这个报错的大概意思就是说没有连接了。至于还做了什么事情，现在还不知道。但是其实对业务来说确实没有影响很大，系统还是好好的。那么接下来就是错误的定位。下面是定位问题的过程。

1.去druid中找到相关代码，查看报错相关的变量的逻辑是什么。

//校验连接状态，其中的validationQuery就是我们要执行的sql语句，validationQueryTimeOut表示执行sql的超时时间，valid表示是否检验成功或者正常响应。
valid = this.validConnectionChecker.isValidConnection(conn, this.validationQuery, this.validationQueryTimeout);
//系统时间
            long currentTimeMillis = System.currentTimeMillis();
            if (holder != null) {
                holder.lastValidTimeMillis = currentTimeMillis;
                holder.lastExecTimeMillis = currentTimeMillis;
            }
      //如果连接校验成功，并且是mysql数据库的话
            if (valid && this.isMySql) {
//获取最近一次查询数据库接受数据包的时间。
                long lastPacketReceivedTimeMs = MySqlUtils.getLastPacketReceivedTimeMs(conn);
                if (lastPacketReceivedTimeMs > 0L) {
//当前时间与最后一次接受数据的时间差
                    long mysqlIdleMillis = currentTimeMillis - lastPacketReceivedTimeMs;
//如果时间差大于druid的配置timeBetweenEvictionRunsMislis就开始报错。
//timeBetweenEvictionRunsMislis的默认 时间是60秒
                    if (lastPacketReceivedTimeMs > 0L && mysqlIdleMillis >= this.timeBetweenEvictionRunsMillis) {
                        this.discardConnection(holder);
                        String errorMsg = "discard long time none received connection. , jdbcUrl : " + this.jdbcUrl + ", jdbcUrl : " + this.jdbcUrl + ", lastPacketReceivedIdleMillis : " + mysqlIdleMillis;
                        LOG.error(errorMsg);
                        boolean var13 = false;
//返回false
                        return var13;
                    }
                }
            }

通过上述分析，我们要立马就知道，我们要想不报错就需要将timeBetweenEvictionRunsMislis的时间变大。于是我给同事说将这个值改大了再试试，结果还是在报错。所以这块我们对这块的理解还是有问题。主要是lastPacketReceivedTimeMs 代表的是最后一次接受数据包的时间。显然这里的时间可以是昨天或者很久以前。那么为了控制让程序不要执行这里的报错和返回false，只能通过修改这里的valid了。我们看一下这里的检验连接可用性的代码。

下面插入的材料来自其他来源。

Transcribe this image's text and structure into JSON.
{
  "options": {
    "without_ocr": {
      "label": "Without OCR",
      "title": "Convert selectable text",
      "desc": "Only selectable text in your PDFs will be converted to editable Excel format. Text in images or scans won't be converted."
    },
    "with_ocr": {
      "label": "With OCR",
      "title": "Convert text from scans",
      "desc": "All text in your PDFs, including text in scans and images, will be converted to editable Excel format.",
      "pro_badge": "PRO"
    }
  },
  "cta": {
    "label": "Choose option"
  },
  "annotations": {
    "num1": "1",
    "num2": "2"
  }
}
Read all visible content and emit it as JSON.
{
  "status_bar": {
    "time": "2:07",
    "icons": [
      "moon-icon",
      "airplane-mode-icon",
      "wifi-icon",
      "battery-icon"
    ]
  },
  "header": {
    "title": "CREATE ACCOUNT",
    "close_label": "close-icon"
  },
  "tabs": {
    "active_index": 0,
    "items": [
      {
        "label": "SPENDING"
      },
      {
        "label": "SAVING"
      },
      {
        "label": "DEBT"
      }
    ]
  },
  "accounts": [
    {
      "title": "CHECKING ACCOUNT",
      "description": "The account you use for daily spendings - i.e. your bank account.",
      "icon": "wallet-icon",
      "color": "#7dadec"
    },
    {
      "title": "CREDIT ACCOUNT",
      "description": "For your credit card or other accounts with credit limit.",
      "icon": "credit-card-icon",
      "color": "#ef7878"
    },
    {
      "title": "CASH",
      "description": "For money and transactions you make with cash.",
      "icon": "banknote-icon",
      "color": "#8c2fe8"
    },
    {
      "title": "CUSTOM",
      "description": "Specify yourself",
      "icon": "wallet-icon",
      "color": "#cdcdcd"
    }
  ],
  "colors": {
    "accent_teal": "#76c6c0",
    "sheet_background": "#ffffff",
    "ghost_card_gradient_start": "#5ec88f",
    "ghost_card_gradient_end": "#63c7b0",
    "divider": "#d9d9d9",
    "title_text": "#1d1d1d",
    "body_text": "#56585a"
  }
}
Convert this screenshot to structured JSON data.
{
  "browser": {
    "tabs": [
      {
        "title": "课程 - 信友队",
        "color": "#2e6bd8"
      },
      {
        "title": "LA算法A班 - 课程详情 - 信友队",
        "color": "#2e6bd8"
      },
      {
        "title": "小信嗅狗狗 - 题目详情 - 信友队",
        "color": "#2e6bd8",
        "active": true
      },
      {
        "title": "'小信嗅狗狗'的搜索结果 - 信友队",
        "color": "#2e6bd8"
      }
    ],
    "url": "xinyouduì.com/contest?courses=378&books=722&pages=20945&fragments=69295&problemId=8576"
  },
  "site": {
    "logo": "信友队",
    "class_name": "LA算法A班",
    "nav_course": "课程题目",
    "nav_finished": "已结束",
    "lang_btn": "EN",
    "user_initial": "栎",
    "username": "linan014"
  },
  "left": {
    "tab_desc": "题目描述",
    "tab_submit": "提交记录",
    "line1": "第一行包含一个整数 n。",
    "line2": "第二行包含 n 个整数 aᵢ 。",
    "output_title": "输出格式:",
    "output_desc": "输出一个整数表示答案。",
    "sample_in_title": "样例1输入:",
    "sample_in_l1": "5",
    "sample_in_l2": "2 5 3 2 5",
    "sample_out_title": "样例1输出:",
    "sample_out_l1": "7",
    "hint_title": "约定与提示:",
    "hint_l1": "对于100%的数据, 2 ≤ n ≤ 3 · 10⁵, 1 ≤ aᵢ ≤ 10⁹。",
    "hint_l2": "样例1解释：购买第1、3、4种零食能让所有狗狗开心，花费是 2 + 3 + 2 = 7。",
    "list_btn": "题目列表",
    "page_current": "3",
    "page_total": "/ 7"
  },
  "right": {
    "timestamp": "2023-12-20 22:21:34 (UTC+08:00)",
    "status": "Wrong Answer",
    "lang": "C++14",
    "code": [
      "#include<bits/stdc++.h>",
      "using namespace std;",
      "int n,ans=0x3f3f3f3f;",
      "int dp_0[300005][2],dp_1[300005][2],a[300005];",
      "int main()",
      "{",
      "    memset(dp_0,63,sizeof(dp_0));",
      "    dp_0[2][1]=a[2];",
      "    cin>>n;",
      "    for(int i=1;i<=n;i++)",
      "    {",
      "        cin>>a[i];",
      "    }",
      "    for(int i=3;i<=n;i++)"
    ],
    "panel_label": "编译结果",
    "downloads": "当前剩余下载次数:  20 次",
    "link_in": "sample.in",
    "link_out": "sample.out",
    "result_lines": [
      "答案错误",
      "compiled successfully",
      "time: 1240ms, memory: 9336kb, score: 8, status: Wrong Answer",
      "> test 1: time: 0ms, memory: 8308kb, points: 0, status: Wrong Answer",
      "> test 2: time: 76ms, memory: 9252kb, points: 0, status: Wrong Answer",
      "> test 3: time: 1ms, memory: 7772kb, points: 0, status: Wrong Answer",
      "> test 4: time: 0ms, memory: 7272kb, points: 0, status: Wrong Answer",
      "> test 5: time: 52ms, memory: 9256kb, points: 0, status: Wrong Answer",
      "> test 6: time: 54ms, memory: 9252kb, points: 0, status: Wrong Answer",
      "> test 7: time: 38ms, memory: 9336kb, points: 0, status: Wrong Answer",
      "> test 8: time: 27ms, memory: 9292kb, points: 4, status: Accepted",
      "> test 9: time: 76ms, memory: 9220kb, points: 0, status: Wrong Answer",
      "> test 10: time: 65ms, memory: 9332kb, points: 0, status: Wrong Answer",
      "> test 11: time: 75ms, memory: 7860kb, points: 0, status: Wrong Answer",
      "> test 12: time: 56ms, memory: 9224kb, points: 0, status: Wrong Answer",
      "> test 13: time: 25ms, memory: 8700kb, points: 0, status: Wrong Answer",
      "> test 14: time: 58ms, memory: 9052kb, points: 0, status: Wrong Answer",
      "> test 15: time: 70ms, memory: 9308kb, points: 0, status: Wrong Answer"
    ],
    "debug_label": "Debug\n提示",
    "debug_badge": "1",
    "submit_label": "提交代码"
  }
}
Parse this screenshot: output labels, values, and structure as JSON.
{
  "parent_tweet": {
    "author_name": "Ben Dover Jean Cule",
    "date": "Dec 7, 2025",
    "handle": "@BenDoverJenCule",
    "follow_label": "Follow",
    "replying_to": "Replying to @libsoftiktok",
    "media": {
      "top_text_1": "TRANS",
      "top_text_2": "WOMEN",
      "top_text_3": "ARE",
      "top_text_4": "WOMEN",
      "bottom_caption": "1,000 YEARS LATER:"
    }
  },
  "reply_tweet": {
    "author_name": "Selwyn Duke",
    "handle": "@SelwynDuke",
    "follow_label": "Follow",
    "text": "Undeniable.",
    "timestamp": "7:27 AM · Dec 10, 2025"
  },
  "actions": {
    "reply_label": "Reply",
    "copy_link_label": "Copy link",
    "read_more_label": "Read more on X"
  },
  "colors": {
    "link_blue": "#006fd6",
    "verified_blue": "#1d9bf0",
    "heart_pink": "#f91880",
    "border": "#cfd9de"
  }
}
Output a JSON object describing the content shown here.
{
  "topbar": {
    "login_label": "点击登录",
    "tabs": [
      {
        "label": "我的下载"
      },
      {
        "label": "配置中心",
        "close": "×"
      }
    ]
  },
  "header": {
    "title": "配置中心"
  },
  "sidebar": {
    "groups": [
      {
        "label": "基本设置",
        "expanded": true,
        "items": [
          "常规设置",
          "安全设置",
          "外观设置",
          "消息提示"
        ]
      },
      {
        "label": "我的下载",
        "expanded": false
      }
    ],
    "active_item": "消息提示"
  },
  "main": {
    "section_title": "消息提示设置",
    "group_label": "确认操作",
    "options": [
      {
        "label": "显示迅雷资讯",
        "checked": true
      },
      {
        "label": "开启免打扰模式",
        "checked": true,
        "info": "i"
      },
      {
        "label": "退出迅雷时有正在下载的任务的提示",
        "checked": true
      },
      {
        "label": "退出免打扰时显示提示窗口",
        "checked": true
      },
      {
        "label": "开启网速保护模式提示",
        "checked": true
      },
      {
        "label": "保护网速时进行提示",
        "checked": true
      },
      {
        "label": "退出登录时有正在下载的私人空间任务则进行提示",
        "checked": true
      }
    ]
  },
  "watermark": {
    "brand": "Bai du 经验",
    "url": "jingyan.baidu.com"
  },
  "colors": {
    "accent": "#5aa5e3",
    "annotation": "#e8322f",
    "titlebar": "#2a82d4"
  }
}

public boolean isValidConnection(Connection conn, String validateQuery, int validationQueryTimeout) throws Exception {
        if (conn.isClosed()) {
            return false;
        } else {
//判断usePingMethod是否为true
            if (this.usePingMethod) {
                if (conn instanceof DruidPooledConnection) {
                    conn = ((DruidPooledConnection)conn).getConnection();
                }
                if (conn instanceof ConnectionProxy) {
                    conn = ((ConnectionProxy)conn).getRawObject();
                }
                if (this.clazz.isAssignableFrom(conn.getClass())) {
                    if (validationQueryTimeout <= 0) {
                        validationQueryTimeout = 1;
                    }
                    try {
//使用该类中的ping类进行执行。这里的ping并不是执行sql，而是ping命令
                        this.ping.invoke(conn, true, validationQueryTimeout * 1000);
                        return true;
                    } catch (InvocationTargetException var11) {
                        Throwable cause = var11.getCause();
                        if (cause instanceof SQLException) {
                            throw (SQLException)cause;
                        }
                        throw var11;
                    }
                }
            }
//如果usePingMethod为false，那么就执行sql
            String query = validateQuery;
//这里的validateQuery，就是spring.datasource.druid.validation-query的配置项，这里如果为空的话，就采用select 1；
            if (validateQuery == null || validateQuery.isEmpty()) {
                query = "SELECT 1";
            }
            Statement stmt = null;
            ResultSet rs = null;
            boolean var7;
            try {
                stmt = conn.createStatement();
                if (validationQueryTimeout > 0) {
                    stmt.setQueryTimeout(validationQueryTimeout);
                }
//执行sql，这里会有sql的包的接受
                rs = stmt.executeQuery(query);
                var7 = true;
            } finally {
                JdbcUtils.close(rs);
                JdbcUtils.close(stmt);
            }
            return var7;
        }
    }

那么这里的usePingMethod又是如何判断的，按理说这里的值应该是true，然后导致后边的检索库的sql没有进行。也就导致获取最近的接受mysql数据包的时间没有更新。那么问题的核心又变成了usePingMethod的赋值问题。我们滚动idea，发现在初始化的时候就就行了usePingMethod的初始化。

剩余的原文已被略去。